Ma sant’Agostino è un pastore d’anime. Essere amato è condizione per l’efficacia stessa della sua opera di evangelizzazione. Eppure riconosce la possibile insinuazione di Satana: appropriarsi della gloria dovuta a Dio, proprio per avidità di plauso: “Pertanto, poiché a causa di alcuni doveri della convivenza civile ci è necessario essere amati ed essere temuti dagli uomini, ci incalza l’avversario della nostra vera beatitudine, spargendo ovunque nei lacci un ‘bravo, bravo!’, in modo che, mentre li raccogliamo con avidità, incautamente ne rimaniamo catturati e deponiamo il nostro gaudio dalla tua verità e lo poniamo nelle menzogne degli uomini, e ci sia lecito essere amati ed essere temuti non per Te, ma al posto di Te... Sii Tu la nostra gloria; fa’ che siamo amati per Te e la tua parola sia venerata in noi”.
A questo punto sant’Agostino mette in guardia dall’uso smodato della parola, paragonando la lingua ad una fornace che tutto brucia. E perciò chiede a Dio la grazia di saper misurare le parole con la virtù della continenza che non riguarda esclusivamente la sessualità, ma anche la parola, nella sua inclinazione alla loquacità: “La nostra lingua di uomini è una fornace quotidiana. Tu ci comandi la continenza anche in questo genere di cose: ‘da’ ciò che comandi e comanda ciò che vuoi’”.

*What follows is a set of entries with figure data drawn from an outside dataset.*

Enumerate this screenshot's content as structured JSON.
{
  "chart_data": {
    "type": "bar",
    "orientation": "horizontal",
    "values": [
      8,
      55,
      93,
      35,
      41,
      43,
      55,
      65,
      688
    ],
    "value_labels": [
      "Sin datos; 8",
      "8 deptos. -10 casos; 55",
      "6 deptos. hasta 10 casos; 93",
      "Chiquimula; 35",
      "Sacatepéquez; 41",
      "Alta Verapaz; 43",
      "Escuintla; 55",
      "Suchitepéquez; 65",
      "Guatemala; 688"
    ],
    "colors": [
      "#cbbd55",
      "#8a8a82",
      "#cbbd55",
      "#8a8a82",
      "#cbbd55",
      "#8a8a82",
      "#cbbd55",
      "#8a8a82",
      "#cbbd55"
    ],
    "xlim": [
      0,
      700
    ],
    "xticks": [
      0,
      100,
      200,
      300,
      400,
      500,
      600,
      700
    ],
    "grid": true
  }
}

Un’ulteriore tentazione: l’amore della lode, che va a mendicare i consensi di ogni genere, dimenticando le esigenze della verità a cui solo servire: “Il discorso che procede dalla bocca e i fatti che diventano noti agli uomini implicano la tentazione pericolosissima che proviene dall’amore della lode, il quale amore, pur di assicurarsi una certa individuale eccellenza, cerca di raccogliere consensi mendicati”.